Selon le témoignage de M. Tonken, Cavalon se livrait à l’acquisition de sociétés en faillite et à la commercialisation et à la vente de leurs attributs, y compris les attributs fiscaux.
[51] De plus, le plan de restructuration approuvait des étapes qui n’avaient qu’un objectif fiscal :
[traduction]
(1) Les statuts de Xillix ont été modifiés afin de créer un nombre illimité d’actions sans droit de vote ayant les mêmes caractéristiques économiques que les actions ordinaires avec droit de vote, en ce sens qu’elles donnaient le même droit aux dividendes et aux distributions, mais qu’elles étaient manifestement nécessaires pour que Nexia puisse convertir la majeure partie de sa débenture de manière à éviter d’obtenir le contrôle de droit. Comme il est indiqué plus haut, après la conversion des débentures, Nexia a obtenu 45 % des actions avec droit de vote, 100 % des actions ordinaires sans droit de vote et 80 % de la participation dans les capitaux propres dans Xillix. M. Tonken a reconnu qu’il fallait éviter qu’il y ait changement de contrôle. De toute évidence, comme dans la décision Madison Pacific Properties Inc. c.
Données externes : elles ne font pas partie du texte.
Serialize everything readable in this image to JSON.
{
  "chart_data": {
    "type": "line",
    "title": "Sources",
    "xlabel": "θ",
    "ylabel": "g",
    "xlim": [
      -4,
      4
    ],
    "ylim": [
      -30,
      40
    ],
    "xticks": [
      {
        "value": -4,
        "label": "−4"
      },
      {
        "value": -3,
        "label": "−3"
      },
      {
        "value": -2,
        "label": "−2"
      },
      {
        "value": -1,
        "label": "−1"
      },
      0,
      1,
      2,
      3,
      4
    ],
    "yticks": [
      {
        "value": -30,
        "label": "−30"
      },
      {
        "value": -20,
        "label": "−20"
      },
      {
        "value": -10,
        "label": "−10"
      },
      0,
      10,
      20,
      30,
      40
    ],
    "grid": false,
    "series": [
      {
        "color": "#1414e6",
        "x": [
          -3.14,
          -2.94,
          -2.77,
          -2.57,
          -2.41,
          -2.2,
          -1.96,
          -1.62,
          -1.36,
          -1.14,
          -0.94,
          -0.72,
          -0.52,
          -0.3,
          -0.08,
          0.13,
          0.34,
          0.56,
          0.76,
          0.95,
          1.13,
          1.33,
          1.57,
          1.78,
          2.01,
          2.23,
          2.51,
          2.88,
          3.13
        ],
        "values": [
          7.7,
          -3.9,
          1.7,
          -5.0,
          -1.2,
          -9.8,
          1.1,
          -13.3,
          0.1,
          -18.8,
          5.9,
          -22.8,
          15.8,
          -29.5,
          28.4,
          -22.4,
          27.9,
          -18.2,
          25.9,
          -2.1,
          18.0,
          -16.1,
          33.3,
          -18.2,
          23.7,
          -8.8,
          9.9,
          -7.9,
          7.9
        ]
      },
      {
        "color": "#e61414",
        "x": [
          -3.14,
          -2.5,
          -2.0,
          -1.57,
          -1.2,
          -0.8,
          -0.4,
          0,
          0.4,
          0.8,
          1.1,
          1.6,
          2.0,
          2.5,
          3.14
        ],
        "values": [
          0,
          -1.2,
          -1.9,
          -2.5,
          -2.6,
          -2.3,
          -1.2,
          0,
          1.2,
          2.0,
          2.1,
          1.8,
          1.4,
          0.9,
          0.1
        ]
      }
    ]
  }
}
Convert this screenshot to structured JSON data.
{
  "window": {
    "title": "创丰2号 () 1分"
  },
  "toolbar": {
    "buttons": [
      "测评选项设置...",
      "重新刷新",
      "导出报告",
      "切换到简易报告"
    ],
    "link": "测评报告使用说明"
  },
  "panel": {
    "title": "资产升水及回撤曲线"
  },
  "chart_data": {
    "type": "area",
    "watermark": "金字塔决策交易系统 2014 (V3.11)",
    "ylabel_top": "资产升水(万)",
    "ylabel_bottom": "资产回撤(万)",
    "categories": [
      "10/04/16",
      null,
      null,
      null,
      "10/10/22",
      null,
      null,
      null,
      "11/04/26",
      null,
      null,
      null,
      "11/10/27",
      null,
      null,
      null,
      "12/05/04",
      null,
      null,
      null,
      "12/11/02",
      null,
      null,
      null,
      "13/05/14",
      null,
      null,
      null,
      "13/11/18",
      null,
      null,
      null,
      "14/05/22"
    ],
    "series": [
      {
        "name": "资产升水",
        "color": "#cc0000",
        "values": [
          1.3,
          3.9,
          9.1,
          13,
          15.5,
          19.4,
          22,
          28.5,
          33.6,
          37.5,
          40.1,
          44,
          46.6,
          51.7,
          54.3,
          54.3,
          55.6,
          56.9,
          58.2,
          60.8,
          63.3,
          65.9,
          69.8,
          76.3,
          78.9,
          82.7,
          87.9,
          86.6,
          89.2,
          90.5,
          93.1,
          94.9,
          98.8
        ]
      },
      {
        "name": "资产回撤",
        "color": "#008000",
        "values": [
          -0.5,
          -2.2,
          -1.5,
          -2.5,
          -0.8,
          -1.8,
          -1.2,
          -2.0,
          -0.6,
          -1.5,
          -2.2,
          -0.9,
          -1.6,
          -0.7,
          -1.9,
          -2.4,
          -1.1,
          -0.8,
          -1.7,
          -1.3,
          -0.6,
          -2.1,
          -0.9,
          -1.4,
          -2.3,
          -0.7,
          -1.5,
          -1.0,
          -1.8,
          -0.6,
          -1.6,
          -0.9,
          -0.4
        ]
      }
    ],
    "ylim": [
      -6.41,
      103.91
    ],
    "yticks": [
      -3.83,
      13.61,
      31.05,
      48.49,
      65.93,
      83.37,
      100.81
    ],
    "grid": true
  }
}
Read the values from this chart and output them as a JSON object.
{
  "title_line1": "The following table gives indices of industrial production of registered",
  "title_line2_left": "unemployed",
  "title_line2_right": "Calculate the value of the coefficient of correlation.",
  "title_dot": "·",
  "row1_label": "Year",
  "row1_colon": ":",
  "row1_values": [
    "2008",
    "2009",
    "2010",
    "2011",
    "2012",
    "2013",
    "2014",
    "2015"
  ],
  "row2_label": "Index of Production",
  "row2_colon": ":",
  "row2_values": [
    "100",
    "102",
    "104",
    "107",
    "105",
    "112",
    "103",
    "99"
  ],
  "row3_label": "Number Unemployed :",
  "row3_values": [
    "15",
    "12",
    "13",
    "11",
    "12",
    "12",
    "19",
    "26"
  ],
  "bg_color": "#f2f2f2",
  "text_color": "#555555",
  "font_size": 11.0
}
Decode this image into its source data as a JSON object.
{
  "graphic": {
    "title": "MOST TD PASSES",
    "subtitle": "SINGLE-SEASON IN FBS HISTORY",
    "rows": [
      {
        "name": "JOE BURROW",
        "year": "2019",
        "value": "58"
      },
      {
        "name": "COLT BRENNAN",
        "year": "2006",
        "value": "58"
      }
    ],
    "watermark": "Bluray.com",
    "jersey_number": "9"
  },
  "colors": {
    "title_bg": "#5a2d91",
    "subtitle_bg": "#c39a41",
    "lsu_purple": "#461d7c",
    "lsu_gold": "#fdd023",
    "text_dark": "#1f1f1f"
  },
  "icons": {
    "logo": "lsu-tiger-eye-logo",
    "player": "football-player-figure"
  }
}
Canada, 2023 CCI 180 («
MP
Properties
»
), la conclusion logique est que la création et l’émission de ces actions sans droit de vote visaient à éviter que Nexia obtienne le contrôle de droit et, par conséquent, à préserver les pertes.
(2) À la demande de Cavalon, l’accord d’investissement initial et le plan de restructuration ont été modifiés de façon à ce que les actions ordinaires sans droit de vote ne puissent plus être converties en actions ordinaires pour éviter que ces actions soient traitées comme des actions avec droit de vote pour l’application du paragraphe 256(8) de la Loi et éviter le contrôle de droit. Le seul objectif de cet événement était un objectif fiscal.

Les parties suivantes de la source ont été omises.